I had a request to talk about offerings to spirits! So, let’s tackle that.

When one does work with other beings, it’s always a good idea to have some sort of exchange, or an offering of good will. When I hike, I like to make three offerings. One at the base of the trail, asking for a safe hike, one at the top of the mountain as a way to honor how majestic it is, and one at the end to thank the mountain for the safe trip. It’s certainly not a necessity. Most people just hike and they’re just fine. I think it’s more polite to offer to the mountain or trail, as well as it sets the mood for the hike. I’m not there just for a walk that I can do anywhere. It’s a pilgrimage, and the mountains are living beings to me.

When doing ceremony, offerings are an important part. Ceremony is usually to honor, or to ask help in something. If you go into that expecting that you deserve help for nothing, or just your presence is honoring enough, is a little short sighted. Offerings give us perspective in our place of things, that we are not the top dog that the universe bows down to. Instead, it creates a give and take.

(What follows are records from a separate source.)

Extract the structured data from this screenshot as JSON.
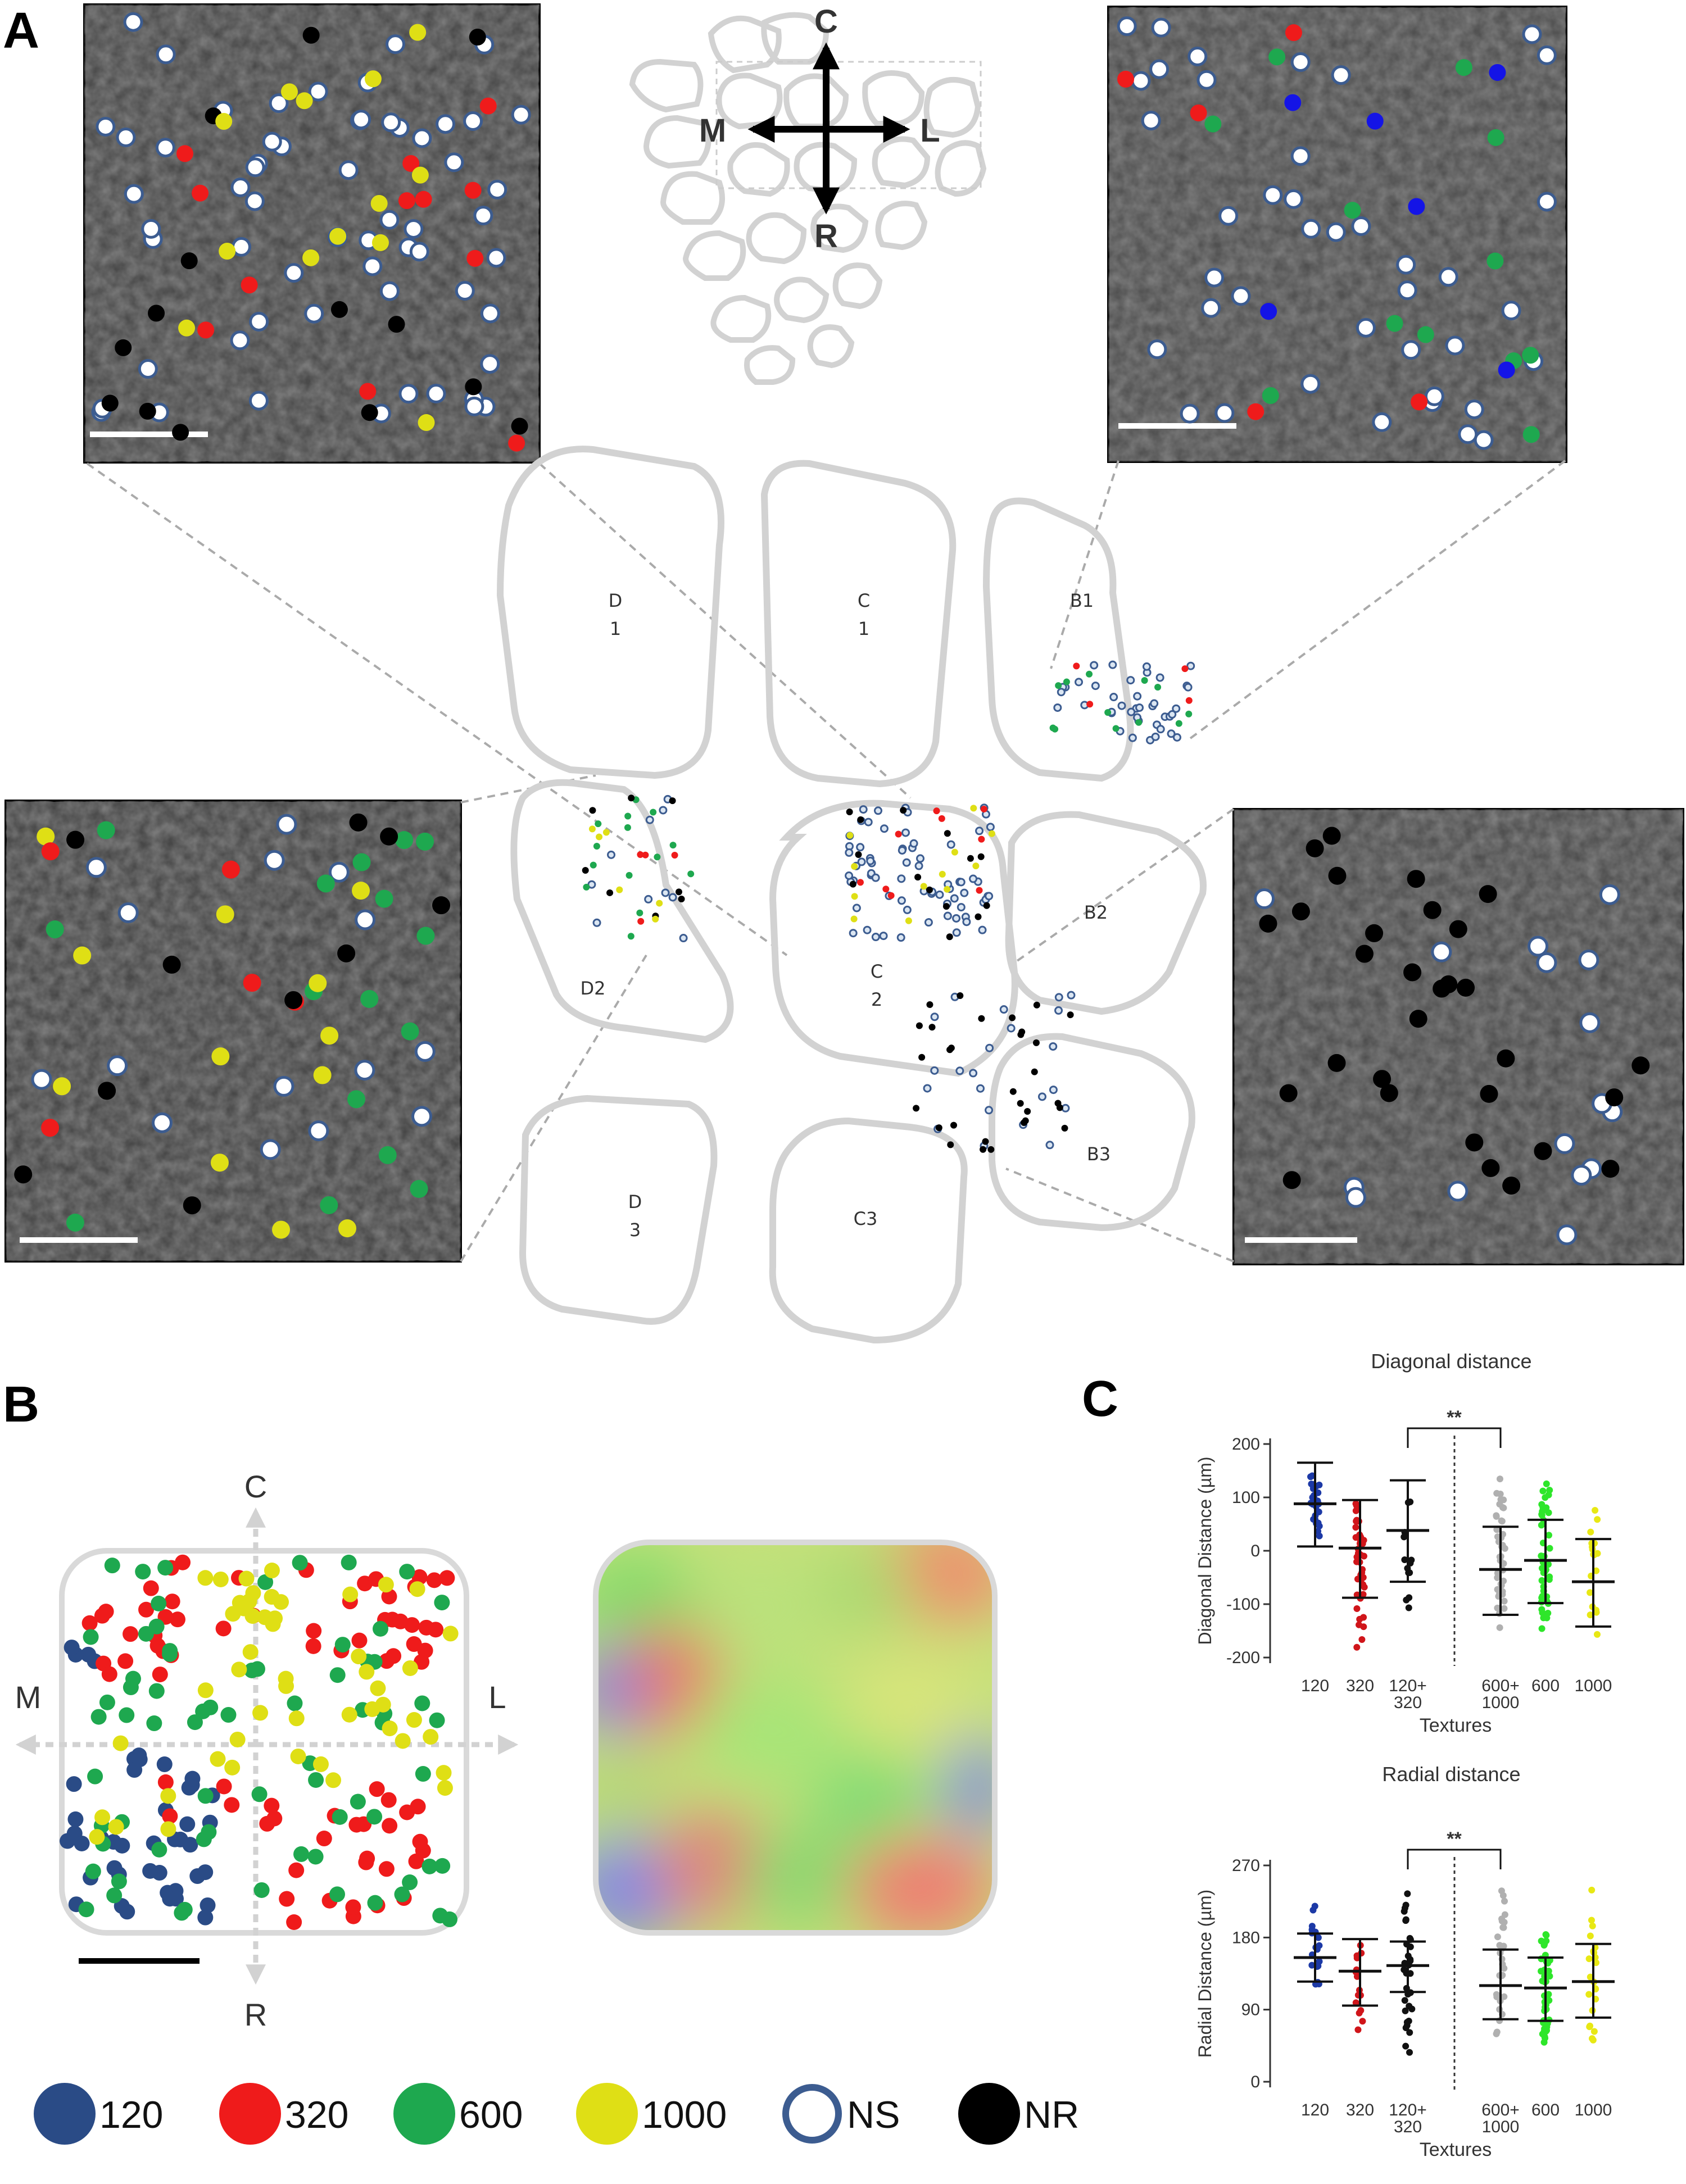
{
  "panels": {
    "a": "A",
    "b": "B",
    "c": "C"
  },
  "colors": {
    "c120": "#2a4b86",
    "c320": "#ef1b1b",
    "c600": "#1ea84f",
    "c1000": "#dfdf15",
    "ns": "#3c5c90",
    "nr": "#000000",
    "blueMicro": "#1414e6",
    "ns_fill": "#ffffff"
  },
  "panelA": {
    "orientation": {
      "caudal": "C",
      "rostral": "R",
      "medial": "M",
      "lateral": "L"
    },
    "barrels": [
      {
        "id": "D1",
        "lines": [
          "D",
          "1"
        ]
      },
      {
        "id": "C1",
        "lines": [
          "C",
          "1"
        ]
      },
      {
        "id": "B1",
        "lines": [
          "B1"
        ]
      },
      {
        "id": "D2",
        "lines": [
          "D2"
        ]
      },
      {
        "id": "C2",
        "lines": [
          "C",
          "2"
        ]
      },
      {
        "id": "B2",
        "lines": [
          "B2"
        ]
      },
      {
        "id": "D3",
        "lines": [
          "D",
          "3"
        ]
      },
      {
        "id": "C3",
        "lines": [
          "C3"
        ]
      },
      {
        "id": "B3",
        "lines": [
          "B3"
        ]
      }
    ]
  },
  "panelB": {
    "orientation": {
      "caudal": "C",
      "rostral": "R",
      "medial": "M",
      "lateral": "L"
    },
    "legend": [
      {
        "label": "120",
        "color": "#2a4b86",
        "type": "filled"
      },
      {
        "label": "320",
        "color": "#ef1b1b",
        "type": "filled"
      },
      {
        "label": "600",
        "color": "#1ea84f",
        "type": "filled"
      },
      {
        "label": "1000",
        "color": "#dfdf15",
        "type": "filled"
      },
      {
        "label": "NS",
        "color": "#3c5c90",
        "type": "ring"
      },
      {
        "label": "NR",
        "color": "#000000",
        "type": "filled"
      }
    ]
  },
  "chart_data": [
    {
      "type": "scatter",
      "title": "Diagonal distance",
      "xlabel": "Textures",
      "ylabel": "Diagonal Distance (µm)",
      "ylim": [
        -200,
        200
      ],
      "yticks": [
        200,
        100,
        0,
        -100,
        -200
      ],
      "categories": [
        "120",
        "320",
        "120+\n320",
        "600+\n1000",
        "600",
        "1000"
      ],
      "category_lines": [
        [
          "120"
        ],
        [
          "320"
        ],
        [
          "120+",
          "320"
        ],
        [
          "600+",
          "1000"
        ],
        [
          "600"
        ],
        [
          "1000"
        ]
      ],
      "series_colors": [
        "#1c39a6",
        "#d0151a",
        "#111111",
        "#b0b0b0",
        "#2ee62a",
        "#e8e814"
      ],
      "mean": [
        88,
        5,
        38,
        -35,
        -18,
        -58
      ],
      "sd_upper": [
        165,
        95,
        132,
        45,
        58,
        22
      ],
      "sd_lower": [
        8,
        -88,
        -58,
        -120,
        -98,
        -142
      ],
      "range_max": [
        165,
        100,
        130,
        150,
        150,
        120
      ],
      "range_min": [
        10,
        -190,
        -135,
        -180,
        -160,
        -180
      ],
      "significance": {
        "label": "**",
        "from": "120+\n320",
        "to": "600+\n1000"
      }
    },
    {
      "type": "scatter",
      "title": "Radial distance",
      "xlabel": "Textures",
      "ylabel": "Radial Distance (µm)",
      "ylim": [
        0,
        270
      ],
      "yticks": [
        270,
        180,
        90,
        0
      ],
      "categories": [
        "120",
        "320",
        "120+\n320",
        "600+\n1000",
        "600",
        "1000"
      ],
      "category_lines": [
        [
          "120"
        ],
        [
          "320"
        ],
        [
          "120+",
          "320"
        ],
        [
          "600+",
          "1000"
        ],
        [
          "600"
        ],
        [
          "1000"
        ]
      ],
      "series_colors": [
        "#1c39a6",
        "#d0151a",
        "#111111",
        "#b0b0b0",
        "#2ee62a",
        "#e8e814"
      ],
      "mean": [
        155,
        138,
        145,
        120,
        117,
        125
      ],
      "sd_upper": [
        185,
        178,
        175,
        165,
        155,
        172
      ],
      "sd_lower": [
        125,
        95,
        112,
        78,
        76,
        80
      ],
      "range_max": [
        245,
        195,
        250,
        255,
        200,
        255
      ],
      "range_min": [
        95,
        20,
        20,
        30,
        30,
        30
      ],
      "significance": {
        "label": "**",
        "from": "120+\n320",
        "to": "600+\n1000"
      }
    }
  ]
}
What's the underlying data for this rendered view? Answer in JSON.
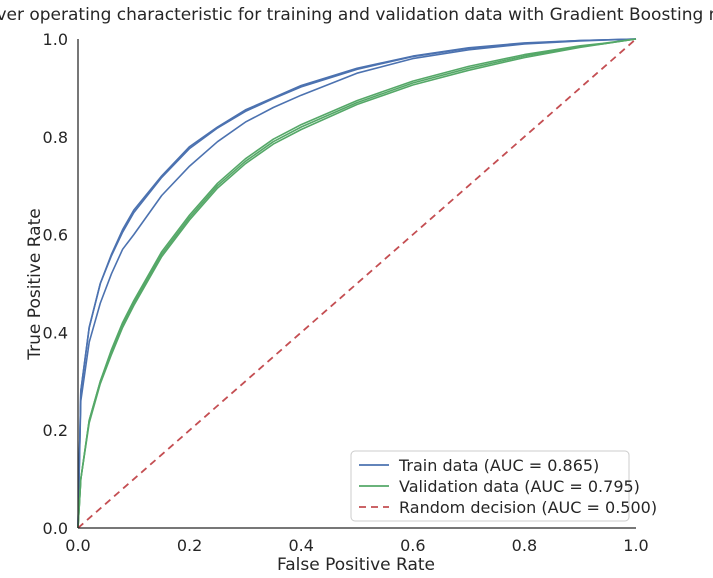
{
  "chart_data": {
    "type": "line",
    "title": "Receiver operating characteristic for training and validation data with Gradient Boosting model",
    "xlabel": "False Positive Rate",
    "ylabel": "True Positive Rate",
    "xlim": [
      0.0,
      1.0
    ],
    "ylim": [
      0.0,
      1.0
    ],
    "xticks": [
      "0.0",
      "0.2",
      "0.4",
      "0.6",
      "0.8",
      "1.0"
    ],
    "yticks": [
      "0.0",
      "0.2",
      "0.4",
      "0.6",
      "0.8",
      "1.0"
    ],
    "grid": false,
    "legend_position": "lower-right",
    "legend": [
      {
        "label": "Train data (AUC = 0.865)",
        "color": "#4c72b0",
        "dash": false
      },
      {
        "label": "Validation data (AUC = 0.795)",
        "color": "#55a868",
        "dash": false
      },
      {
        "label": "Random decision (AUC = 0.500)",
        "color": "#c44e52",
        "dash": true
      }
    ],
    "series": [
      {
        "color": "#4c72b0",
        "x": [
          0,
          0.005,
          0.02,
          0.04,
          0.06,
          0.08,
          0.1,
          0.15,
          0.2,
          0.25,
          0.3,
          0.35,
          0.4,
          0.5,
          0.6,
          0.7,
          0.8,
          0.9,
          1.0
        ],
        "y": [
          0,
          0.28,
          0.41,
          0.5,
          0.56,
          0.61,
          0.65,
          0.72,
          0.78,
          0.82,
          0.855,
          0.88,
          0.905,
          0.94,
          0.965,
          0.982,
          0.992,
          0.997,
          1.0
        ]
      },
      {
        "color": "#4c72b0",
        "x": [
          0,
          0.005,
          0.02,
          0.04,
          0.06,
          0.08,
          0.1,
          0.15,
          0.2,
          0.25,
          0.3,
          0.35,
          0.4,
          0.5,
          0.6,
          0.7,
          0.8,
          0.9,
          1.0
        ],
        "y": [
          0,
          0.28,
          0.41,
          0.5,
          0.557,
          0.605,
          0.645,
          0.717,
          0.776,
          0.818,
          0.852,
          0.878,
          0.902,
          0.938,
          0.964,
          0.981,
          0.991,
          0.997,
          1.0
        ]
      },
      {
        "color": "#4c72b0",
        "x": [
          0,
          0.005,
          0.02,
          0.04,
          0.06,
          0.08,
          0.1,
          0.15,
          0.2,
          0.25,
          0.3,
          0.35,
          0.4,
          0.5,
          0.6,
          0.7,
          0.8,
          0.9,
          1.0
        ],
        "y": [
          0,
          0.26,
          0.38,
          0.46,
          0.52,
          0.57,
          0.6,
          0.68,
          0.74,
          0.79,
          0.83,
          0.86,
          0.885,
          0.93,
          0.96,
          0.978,
          0.99,
          0.996,
          1.0
        ]
      },
      {
        "color": "#55a868",
        "x": [
          0,
          0.005,
          0.02,
          0.04,
          0.06,
          0.08,
          0.1,
          0.15,
          0.2,
          0.25,
          0.3,
          0.35,
          0.4,
          0.5,
          0.6,
          0.7,
          0.8,
          0.9,
          0.94,
          1.0
        ],
        "y": [
          0,
          0.1,
          0.22,
          0.3,
          0.36,
          0.415,
          0.46,
          0.56,
          0.635,
          0.7,
          0.75,
          0.79,
          0.82,
          0.87,
          0.91,
          0.94,
          0.965,
          0.985,
          0.99,
          1.0
        ]
      },
      {
        "color": "#55a868",
        "x": [
          0,
          0.005,
          0.02,
          0.04,
          0.06,
          0.08,
          0.1,
          0.15,
          0.2,
          0.25,
          0.3,
          0.35,
          0.4,
          0.5,
          0.6,
          0.7,
          0.8,
          0.9,
          0.94,
          1.0
        ],
        "y": [
          0,
          0.1,
          0.22,
          0.3,
          0.365,
          0.42,
          0.465,
          0.565,
          0.64,
          0.705,
          0.755,
          0.795,
          0.825,
          0.874,
          0.914,
          0.944,
          0.968,
          0.986,
          0.991,
          1.0
        ]
      },
      {
        "color": "#55a868",
        "x": [
          0,
          0.005,
          0.02,
          0.04,
          0.06,
          0.08,
          0.1,
          0.15,
          0.2,
          0.25,
          0.3,
          0.35,
          0.4,
          0.5,
          0.6,
          0.7,
          0.8,
          0.9,
          0.94,
          1.0
        ],
        "y": [
          0,
          0.1,
          0.215,
          0.295,
          0.355,
          0.41,
          0.455,
          0.555,
          0.63,
          0.695,
          0.745,
          0.785,
          0.815,
          0.866,
          0.906,
          0.936,
          0.962,
          0.983,
          0.99,
          1.0
        ]
      },
      {
        "color": "#c44e52",
        "dash": true,
        "x": [
          0,
          1
        ],
        "y": [
          0,
          1
        ]
      }
    ]
  }
}
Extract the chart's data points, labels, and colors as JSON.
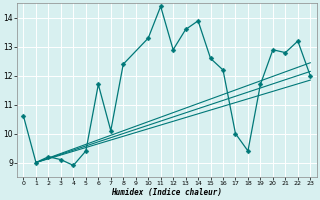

In short, it begins a relationship.

I believe it’s an important part in communicating with things that aren’t necessarily considered as communicative… or, such as in the case of the mountain, alive. When I began to work with the drum, I was reminded to make an offering to the drum, to warm the drum to me. In the work that I do, everything is assumed to have some sort of spark of consciousness. How we interact with that spark of consciousness can change the way we act in the physical world.

When it comes to what you offer, I find that intuition can play a large part in it, as well as tradition. I usually stick to herbal offerings, but some people use coins, hair, or whatever their specific tradition calls for. We all know about the idea of animal sacrifice, something that has played a role in a lot of cultures. While definitely not something that is considered in our continent, it still does have a place in other parts of the world, where the animal is ritually done in, then eaten usually by the community. If you are a meat eater, and this idea rubs you the wrong way, you might want to take a moment and reflect on the non-sacred killing of animals that happen so that you may have a burger. There’s a lot of weight on that subject, though, and further discussion would take a blog or two on it’s own. I’ll say that I don’t have any animals I’m raising for meat right now, and blood seems to me to be a little too dark to offer to spirits I work with.

The offering I do often use is tobacco. It runs on the idea that tobacco has had its place as a sacred herb to indigenous folk, and the land recognizes it as something that is a sacred gift. People use cornmeal and sage for similar reasons. The intuition comes in when you add herbs to the mix. I had a surplus of Sweet Annie Herb a year back, and it felt right to add that to my offering mix. It had a pleasant smell, and it was something that I grew.

Another offering that I like is one of music, or spoken word. Even singing to a mountain, as silly as it might sound, can be a magical experience. It adds extra vulnerability, and one that I love to mix with an herbal offering.

There is also specific offerings to the spirits, plants, or land formations that you are working with. I was taught that it is traditionally proper to offer white flowers to water spirits. There are great cleansing herbs, like cedar, that are appropriate to offer to a fire. If I’m headed to a specific place to make an offering, I keep what I’m working with in mind, and try to feel out what that space would like. That can begin the conversation, and I like to think that the land appreciates that extra effort.

And that’s all I really have to say about offerings. I’m going to head out an enjoy the beautiful sun that’s poking through the clouds outside, maybe make a little offering to the spring that supplies our house’s water.